The second side, much more in line with the «old» Bee Gees, is more palatable. The lyrics of ʽAll This Making Loveʼ are well in line with the decadent spirit of 1975, but the hoppy music-hall melody is more of a throwback to ʽPaper Mache, Cabbages & Kingsʼ. ʽCome On Overʼ is a perfectly performed country ballad — subtly and lavishly misogynistic, just the way all of us male chauvinist pigs like it: "And if you think I need you / Come on over, lay your body down / You know I will be here / So bring your love around" — even if you somehow miss the offensiveness in the "if you think I need you" bit, you can hardly miss it in the negligent, nonchalant, and still seductive way that the chorus melody is resolved with "bring your love around".
The album's highest point, though — the very last goodbye from the old Bee Gees — is ʽEdge Of The Universeʼ, which is just a good old catchy melodic pop song that cannot be spoiled even by the whining synth sirens, completely superfluous, inescapable, and still insignificant in the light of the song's overall charm. Most importantly, it has the trademark Bee Gees spirit all over it, so they sound like real, organic, friendly, and slightly idealistic human beings. Four years ago, they bid goodbye to their «grandiose» ambitions with ʽWalking Back To Waterlooʼ, and now ʽEdge Of The Universeʼ puts a final stop to their credibility as... well, let us call it «artists who have something — anything — to say that can be picked up emotionally».
It makes no sense to blame Arif Mardin for «the change». He came from an entirely different background, he was doing his job — returning an «obsolete» band back to stardom — and, as it happened, he actually showed as much respect for the Bee Gees' legacy as possible: Mr.
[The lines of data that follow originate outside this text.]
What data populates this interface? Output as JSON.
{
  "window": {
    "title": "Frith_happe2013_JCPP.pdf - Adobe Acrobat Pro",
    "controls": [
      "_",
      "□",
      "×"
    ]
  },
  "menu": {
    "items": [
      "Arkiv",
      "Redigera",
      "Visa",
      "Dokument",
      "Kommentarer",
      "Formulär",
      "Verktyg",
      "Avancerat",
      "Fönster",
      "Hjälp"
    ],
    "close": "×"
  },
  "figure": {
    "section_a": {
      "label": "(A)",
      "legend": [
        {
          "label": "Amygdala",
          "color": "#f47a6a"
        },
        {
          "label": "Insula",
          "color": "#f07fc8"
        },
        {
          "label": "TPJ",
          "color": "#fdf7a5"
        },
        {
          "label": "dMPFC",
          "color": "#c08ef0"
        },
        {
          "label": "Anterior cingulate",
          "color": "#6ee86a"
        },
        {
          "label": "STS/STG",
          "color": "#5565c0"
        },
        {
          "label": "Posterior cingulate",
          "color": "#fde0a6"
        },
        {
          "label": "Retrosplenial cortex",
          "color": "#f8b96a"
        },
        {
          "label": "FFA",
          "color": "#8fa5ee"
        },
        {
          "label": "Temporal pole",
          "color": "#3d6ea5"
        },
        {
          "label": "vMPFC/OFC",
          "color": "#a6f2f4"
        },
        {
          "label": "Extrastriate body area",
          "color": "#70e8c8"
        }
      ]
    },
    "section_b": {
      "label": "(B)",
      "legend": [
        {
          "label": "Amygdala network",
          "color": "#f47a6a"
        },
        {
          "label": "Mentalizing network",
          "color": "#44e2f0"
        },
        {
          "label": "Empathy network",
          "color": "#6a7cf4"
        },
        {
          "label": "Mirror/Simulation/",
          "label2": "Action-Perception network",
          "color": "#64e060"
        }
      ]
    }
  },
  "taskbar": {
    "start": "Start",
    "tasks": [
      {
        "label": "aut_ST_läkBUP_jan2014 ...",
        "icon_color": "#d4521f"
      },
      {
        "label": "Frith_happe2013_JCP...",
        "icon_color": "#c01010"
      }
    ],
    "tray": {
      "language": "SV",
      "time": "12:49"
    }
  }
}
Natural was almost completely «old-school», and Main Course was produced as a sensible compromise. This is not mentioning that even the «disco-est» songs on here still show a certain «band presence» (play ʽWind Of Changeʼ with ʽSubwayʼ off their next album back-to-back to see how glossy and slick the latter is in comparison).
And yet — in for a penny, in for a pound. The huge commercial success of the singles promptly ensured which of the two sides of this album was going to cast more influence over the future, making Main Course the start of the band's meteoric commercial rise and eventual artistic and critical downfall. I do give it a thumbs up — the sickeningly sugar-sweet balladry of ʽFannyʼ and ʽBaby As You Turn Awayʼ is pretty much the only thing that really turns me off here, so I just pretend each side ends on the fourth track — but only when thinking of it without its historical context. But do not blame it on the Bee Gees — blame it on every sucker who bought a copy of Main Course without buying a copy of Mr. Natural the previous year. Hopefully, once they all die and go to their little padded cells in heaven or hell, someone will place Tales From Topographic Oceans on endless replay for them.